Ulvi amaç ve idealleri olmayanlar, dar bir bakış açısına sahiptir. Onlara devlet bir makam verir. Bir koltuk, bir sumen hikâyesidir onların tüm hayatları… İnisiyatif alamazlar… Senden yana düşünemezler. Kızmayalım onlara, onlar tam bir vazife adamıdır. Görev ve makam girdabından çıkamazlar. Bu nedenle onlar emekli bile olmak istemez. Saltanatları kapı önüne konuluncaya kadardır. Sonrası her şey ansızın biter. Elbiseni çıkardığında salt insan olarak kalırsın. Oysa içi zengin olan bir kimse zenginliğini her yere taşır. İman bu anlamda değerlidir. Ancak bu salt bir imandır. Yoksa toplumu kontrol edebilmek adına fermanla salınan iman ritüeli değil.
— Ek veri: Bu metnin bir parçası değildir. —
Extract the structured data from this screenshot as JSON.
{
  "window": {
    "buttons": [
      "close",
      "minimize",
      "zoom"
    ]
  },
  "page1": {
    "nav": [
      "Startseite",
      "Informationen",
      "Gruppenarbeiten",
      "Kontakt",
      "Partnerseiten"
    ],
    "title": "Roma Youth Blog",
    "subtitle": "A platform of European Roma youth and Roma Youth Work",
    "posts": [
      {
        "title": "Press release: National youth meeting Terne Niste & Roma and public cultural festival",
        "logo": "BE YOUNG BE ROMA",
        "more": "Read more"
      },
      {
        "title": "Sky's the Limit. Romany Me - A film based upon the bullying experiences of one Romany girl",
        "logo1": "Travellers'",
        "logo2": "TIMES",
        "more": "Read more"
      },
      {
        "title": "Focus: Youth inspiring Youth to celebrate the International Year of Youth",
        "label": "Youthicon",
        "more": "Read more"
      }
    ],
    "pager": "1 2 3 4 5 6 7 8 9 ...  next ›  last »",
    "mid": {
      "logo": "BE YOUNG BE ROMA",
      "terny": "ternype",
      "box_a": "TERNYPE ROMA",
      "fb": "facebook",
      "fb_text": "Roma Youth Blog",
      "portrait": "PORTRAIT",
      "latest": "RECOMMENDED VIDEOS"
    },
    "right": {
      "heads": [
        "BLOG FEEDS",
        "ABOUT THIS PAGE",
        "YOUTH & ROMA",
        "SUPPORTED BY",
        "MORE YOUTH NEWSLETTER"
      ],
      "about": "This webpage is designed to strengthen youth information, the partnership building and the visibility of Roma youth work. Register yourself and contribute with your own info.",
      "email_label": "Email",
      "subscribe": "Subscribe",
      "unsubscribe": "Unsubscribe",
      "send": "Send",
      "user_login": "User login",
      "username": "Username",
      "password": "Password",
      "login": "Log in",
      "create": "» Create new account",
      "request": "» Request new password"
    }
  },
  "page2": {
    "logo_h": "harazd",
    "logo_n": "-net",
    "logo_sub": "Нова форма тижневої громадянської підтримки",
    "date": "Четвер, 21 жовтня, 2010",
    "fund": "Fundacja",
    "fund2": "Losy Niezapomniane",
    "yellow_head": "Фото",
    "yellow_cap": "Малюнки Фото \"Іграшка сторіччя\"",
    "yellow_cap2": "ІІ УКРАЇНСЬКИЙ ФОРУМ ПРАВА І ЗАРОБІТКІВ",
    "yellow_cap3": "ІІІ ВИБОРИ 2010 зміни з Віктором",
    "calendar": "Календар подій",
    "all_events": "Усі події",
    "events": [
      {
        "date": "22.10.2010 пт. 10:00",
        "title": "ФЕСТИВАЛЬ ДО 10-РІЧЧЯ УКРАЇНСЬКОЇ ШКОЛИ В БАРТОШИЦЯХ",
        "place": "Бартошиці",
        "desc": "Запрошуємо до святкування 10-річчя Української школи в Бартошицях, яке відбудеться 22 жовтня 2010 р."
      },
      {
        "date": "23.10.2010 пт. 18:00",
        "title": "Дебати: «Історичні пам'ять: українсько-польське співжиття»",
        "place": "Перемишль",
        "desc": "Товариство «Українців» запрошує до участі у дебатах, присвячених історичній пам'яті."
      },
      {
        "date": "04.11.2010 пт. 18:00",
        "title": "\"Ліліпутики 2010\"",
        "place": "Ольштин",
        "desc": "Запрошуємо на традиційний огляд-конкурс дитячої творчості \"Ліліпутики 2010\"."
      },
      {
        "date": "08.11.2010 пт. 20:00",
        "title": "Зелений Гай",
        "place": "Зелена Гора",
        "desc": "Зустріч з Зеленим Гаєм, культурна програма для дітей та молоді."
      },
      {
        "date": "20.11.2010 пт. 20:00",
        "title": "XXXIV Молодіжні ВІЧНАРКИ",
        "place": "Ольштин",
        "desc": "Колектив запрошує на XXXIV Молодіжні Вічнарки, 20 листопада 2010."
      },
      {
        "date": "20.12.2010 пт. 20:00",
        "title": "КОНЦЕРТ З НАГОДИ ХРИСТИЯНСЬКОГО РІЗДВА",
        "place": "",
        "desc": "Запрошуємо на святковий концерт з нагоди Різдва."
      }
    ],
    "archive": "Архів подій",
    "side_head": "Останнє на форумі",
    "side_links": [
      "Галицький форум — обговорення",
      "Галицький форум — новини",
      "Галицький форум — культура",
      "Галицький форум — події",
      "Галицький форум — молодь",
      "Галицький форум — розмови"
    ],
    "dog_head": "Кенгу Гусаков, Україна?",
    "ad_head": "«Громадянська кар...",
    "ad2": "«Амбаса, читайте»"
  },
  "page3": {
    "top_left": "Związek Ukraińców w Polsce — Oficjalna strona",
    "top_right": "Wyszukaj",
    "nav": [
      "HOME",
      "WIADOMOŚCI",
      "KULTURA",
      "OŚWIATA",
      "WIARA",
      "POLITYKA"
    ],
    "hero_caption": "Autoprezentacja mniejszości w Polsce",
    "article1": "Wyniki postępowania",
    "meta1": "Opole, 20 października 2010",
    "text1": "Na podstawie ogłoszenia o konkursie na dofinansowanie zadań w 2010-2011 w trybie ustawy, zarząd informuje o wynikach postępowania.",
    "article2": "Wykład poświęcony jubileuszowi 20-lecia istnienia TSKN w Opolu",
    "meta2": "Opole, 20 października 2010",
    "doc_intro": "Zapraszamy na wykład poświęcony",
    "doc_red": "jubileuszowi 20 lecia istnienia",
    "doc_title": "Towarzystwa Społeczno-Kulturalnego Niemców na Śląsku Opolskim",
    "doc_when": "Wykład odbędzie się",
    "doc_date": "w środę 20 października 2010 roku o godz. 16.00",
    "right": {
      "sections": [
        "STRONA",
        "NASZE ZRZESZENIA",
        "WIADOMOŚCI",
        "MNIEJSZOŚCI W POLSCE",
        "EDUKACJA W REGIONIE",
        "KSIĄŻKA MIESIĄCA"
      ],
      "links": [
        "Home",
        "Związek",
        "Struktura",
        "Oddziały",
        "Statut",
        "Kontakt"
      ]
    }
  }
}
Tarihin derinliklerinden günümüze kadar gücü elinde tutanlar dini kontrol etmek istemiştir. Bu, onlar için egemenliklerini perçinlemenin bir yoludur. Roma İmparatorluğu Hıristiyanlığı kontrol eder; Çin ise Konfüçyüs felsefesiyle kalabalık, azgın bir toplumu ıslah etme peşindedir. Amansız sömürge döneminin sonunda Afrikalı siyahî toplumlar, şu tespitte bulunur: “Avrupalılar gelmeden önce bir dinimiz yoktu; topraklarımız vardı. Avrupalılar gelince bir dinimiz oldu fakat topraklarımız yok oldu.”

Çok şey yapmaya gerek yok. Sadece “Allah’a kul olmak” kavramının içi dahi doldurulsa bu yeterlidir. Allah’a kul olmak, başkasına kul olmamak anlamı taşır. Haksız mıyım? Rükûda eğilmek, hiçbir makam, güç-kuvvet, menfaat karşısında eğilmemektir. Menfaat için etek öpenler, onurlarını hiçe sayanlar günde Yaradan’a karşı beş değil elli vakit secdeye gitseler bunun bir anlamı olur mu? O rükû olmasa dünyada eğilmez başlar diyen Mehmet Akif’i bu anlamda değerlendirmek doğru olur. Akif, doğru bildiğini söyler. Eğilmez, bükülmez. Sözüm odun olsun, tek doğru olsun diyen bir insandır. Kurtuluş Savaşı’na yürekten inanır ve bu mücadeleyi destekler. Ancak İslam’dan yana tavır almıştır. Milli Mücadele sonrası, farklı bir çizgide Cumhuriyet yol alınca kendisi Mısır’a gider. Yeni rejimde bir makam kapmak için sakalını kesmez, düşüncelerinden asla taviz vermez. Vefatında onun cenazesi sessizce kaldırılır.

İdeolojilere inanmakta mıyız? İdeoloji kurbanı mıyız? Yoksa ideolojileri bir menfaat sağlamak için mi kullanmakta mıyız? Bu sorulardan en masumu bir ideolojiye inanmaktır. Ülkemizdeki sendikaların şu anki durumu tartışmalıdır. Kimileri, sendikaların ideoloji kurbanı olduğunu iddia etmektedir. Hatta haydi, bizim görüşün de bir sendikası olsun anlayışının yaygın olduğunu söyleyenler vardır. Sendikalar, dini anlayış ve her türlü siyasi tutum ve ideolojiden arınmalıdır. Sadece emek savunulmalıdır. O kutsal alın terinin karşılılığı yani… Sendika kavramının içeriği doldurulmamışsa Allah’a tövbeli, kula kul insan ortaya çıkar. Emekten yana değil emek sömürüsünden yana çarklar döner.